Konstanzer Kommunalpolitiker empören sich in Resolution über Takeda

Rat verabschiedet Resolution zu Nycomed/Takeda – Erklärung soll ins Englische und Japanische übersetzt werden

Konstanz. Der Konstanzer Gemeinderat hat in seiner Sitzung am Donnerstagnachmittag eine Resolution zur geplanten Streichung von 700 Arbeitsplätzen bei Nycomed in Konstanz verabschiedet. Nach einer Debatte hat der Rat einige Formulierungen in dem von der Verwaltung vorformulierten Text noch verschärft. Die Resolution, die auch auf der Homepage der Konstanz Stadt im Web steht, soll noch ins Englische und auch in Japanische übersetzt werden.

Betroffenheit nach Nycomed Entscheidung

Mehrere Gemeinderatsmitglieder zeigten sich in der Debatte im Ratssaal auch persönlich betroffen vom Kahlschlag. Heinrich Everke (FDP) sagte, er kenne persönlich Mitarbeiter in der Forschungs- und Entwicklungsabteilung und empfinde Wut und Trauer. Die Wissenschaftler hätten ihr Haus in Konstanz gebaut. Vera Hemm (Linke Liste Konstanz) sagte, sie habe 30 Jahre bei Byk Gulden, dem Unternehmen, aus dem später Altana und dann Nycomed wurde, und das jetzt vom Takeda Konzern zerstört worden ist, gearbeitet. Zwölf Jahre sei sie Betriebsrätin gewesen. Sie sprach davon, dass viele Menschen jetzt Zukunftsängste hätten. Jürgen Wiedemann (NLK) sagte, die Stadt trage am Tag danach Trauerflor. Solidaritätsbekundungen helfen nicht viel. Oberbürgermeister Horst Frank (Grüne) sagte, es gebe längst Gespräche mit Land und Bund. Es gehe jetzt darum, neue Perspektiven zu schaffen

Resolution im Wortlaut

„Der Gemeinderat der Stadt Konstanz ist empört, dass der japanische Konzern Takeda den Nycomed-Standort Konstanz trotz guter Perspektiven drastisch abbauen und 700 Arbeitsplätze streichen will. Das Unternehmen hat mit dem Wissen und der Leistung seiner Mitarbeiterinnen und Mitarbeiter in den vergangenen Jahren glänzende Gewinne gemacht. Es ist deshalb nicht nachvollziehbar, dass der Bereich Forschung und Entwicklung komplett geschlossen und andere Bereiche verlagert werden sollen.
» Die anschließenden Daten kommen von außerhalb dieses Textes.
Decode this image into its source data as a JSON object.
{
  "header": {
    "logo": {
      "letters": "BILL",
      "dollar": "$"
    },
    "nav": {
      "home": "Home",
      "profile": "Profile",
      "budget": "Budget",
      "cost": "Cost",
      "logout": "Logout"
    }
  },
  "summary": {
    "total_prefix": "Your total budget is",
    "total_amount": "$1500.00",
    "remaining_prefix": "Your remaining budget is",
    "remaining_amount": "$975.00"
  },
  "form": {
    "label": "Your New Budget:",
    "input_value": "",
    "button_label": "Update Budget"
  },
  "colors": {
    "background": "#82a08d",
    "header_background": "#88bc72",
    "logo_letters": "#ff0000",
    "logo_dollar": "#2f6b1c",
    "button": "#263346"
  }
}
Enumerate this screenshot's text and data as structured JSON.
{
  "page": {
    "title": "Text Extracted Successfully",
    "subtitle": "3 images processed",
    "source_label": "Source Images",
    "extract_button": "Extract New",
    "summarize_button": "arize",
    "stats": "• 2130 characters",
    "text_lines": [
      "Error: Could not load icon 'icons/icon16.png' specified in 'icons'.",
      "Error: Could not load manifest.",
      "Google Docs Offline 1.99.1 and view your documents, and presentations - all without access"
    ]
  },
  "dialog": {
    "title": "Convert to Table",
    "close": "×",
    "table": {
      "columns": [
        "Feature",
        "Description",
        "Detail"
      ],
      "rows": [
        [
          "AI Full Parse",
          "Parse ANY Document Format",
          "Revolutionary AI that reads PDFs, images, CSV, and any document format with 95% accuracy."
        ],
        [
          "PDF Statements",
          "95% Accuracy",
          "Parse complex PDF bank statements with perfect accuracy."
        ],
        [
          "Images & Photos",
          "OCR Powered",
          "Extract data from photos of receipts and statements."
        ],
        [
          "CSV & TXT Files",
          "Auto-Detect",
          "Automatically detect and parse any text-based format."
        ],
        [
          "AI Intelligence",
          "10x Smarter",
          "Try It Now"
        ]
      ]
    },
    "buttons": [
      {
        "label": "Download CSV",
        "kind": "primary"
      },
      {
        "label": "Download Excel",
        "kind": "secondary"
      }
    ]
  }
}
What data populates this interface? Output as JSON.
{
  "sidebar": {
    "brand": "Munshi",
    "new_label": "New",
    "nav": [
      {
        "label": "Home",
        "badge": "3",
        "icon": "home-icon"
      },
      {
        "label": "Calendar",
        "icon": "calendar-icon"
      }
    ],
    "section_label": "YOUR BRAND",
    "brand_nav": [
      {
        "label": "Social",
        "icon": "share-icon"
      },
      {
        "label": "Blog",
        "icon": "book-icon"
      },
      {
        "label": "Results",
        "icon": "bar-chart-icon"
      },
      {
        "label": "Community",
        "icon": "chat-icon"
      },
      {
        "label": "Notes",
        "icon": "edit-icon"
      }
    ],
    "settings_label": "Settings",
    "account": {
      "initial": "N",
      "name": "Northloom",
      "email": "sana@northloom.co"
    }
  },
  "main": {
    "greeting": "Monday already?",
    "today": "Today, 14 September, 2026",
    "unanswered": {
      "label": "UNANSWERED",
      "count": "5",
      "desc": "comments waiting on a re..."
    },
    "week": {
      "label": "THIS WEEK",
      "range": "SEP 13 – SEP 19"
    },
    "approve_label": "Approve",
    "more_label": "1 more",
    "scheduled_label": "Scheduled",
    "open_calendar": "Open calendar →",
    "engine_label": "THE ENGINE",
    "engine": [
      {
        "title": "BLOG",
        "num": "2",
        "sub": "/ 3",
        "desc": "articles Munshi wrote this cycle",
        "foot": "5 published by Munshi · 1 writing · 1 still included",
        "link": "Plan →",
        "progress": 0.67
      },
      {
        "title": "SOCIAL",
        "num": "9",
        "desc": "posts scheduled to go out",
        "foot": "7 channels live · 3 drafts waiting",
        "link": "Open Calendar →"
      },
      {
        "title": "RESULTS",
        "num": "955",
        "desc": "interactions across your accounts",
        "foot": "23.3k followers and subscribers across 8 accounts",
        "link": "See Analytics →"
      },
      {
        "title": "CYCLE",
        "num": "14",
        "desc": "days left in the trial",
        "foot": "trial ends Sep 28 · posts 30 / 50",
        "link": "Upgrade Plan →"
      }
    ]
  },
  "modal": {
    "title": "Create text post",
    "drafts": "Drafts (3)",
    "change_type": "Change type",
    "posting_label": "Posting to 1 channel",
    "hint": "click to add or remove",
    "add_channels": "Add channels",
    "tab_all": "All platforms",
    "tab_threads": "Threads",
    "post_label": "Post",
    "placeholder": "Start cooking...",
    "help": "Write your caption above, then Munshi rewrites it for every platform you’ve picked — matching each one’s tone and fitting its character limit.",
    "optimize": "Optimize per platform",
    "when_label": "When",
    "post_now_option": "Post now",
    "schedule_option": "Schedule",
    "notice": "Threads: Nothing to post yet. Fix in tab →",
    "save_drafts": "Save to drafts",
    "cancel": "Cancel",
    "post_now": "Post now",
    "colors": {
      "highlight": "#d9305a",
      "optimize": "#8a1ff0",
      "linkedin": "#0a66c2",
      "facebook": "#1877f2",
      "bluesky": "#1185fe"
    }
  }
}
Nycomed und Takeda müssen sich den Vorwurf gefallen lassen, dass sie einen traditionellen und erfolgreichen Pharma-Standort allein finanziellen Interessen geopfert haben.

Der Gemeinderat der Stadt Konstanz unterstützt den Betriebsrat in seiner Forderung nach einem verbesserten Sozialplan und der Einrichtung einer Transfergesellschaft. Das Gremium fordert von Takeda, dass der Konzern alles unternimmt, um den Mitarbeiterinnen und Mitarbeitern des Unternehmens in Konstanz zu helfen.

Insbesondere erwartet der Gemeinderat vom Konzern aktive Unterstützung, wenn es in den nächsten Wochen und Monaten darum geht, neue Perspektiven für die vielen betroffenen Mitarbeiterinnen und Mitarbeiter zu schaffen“.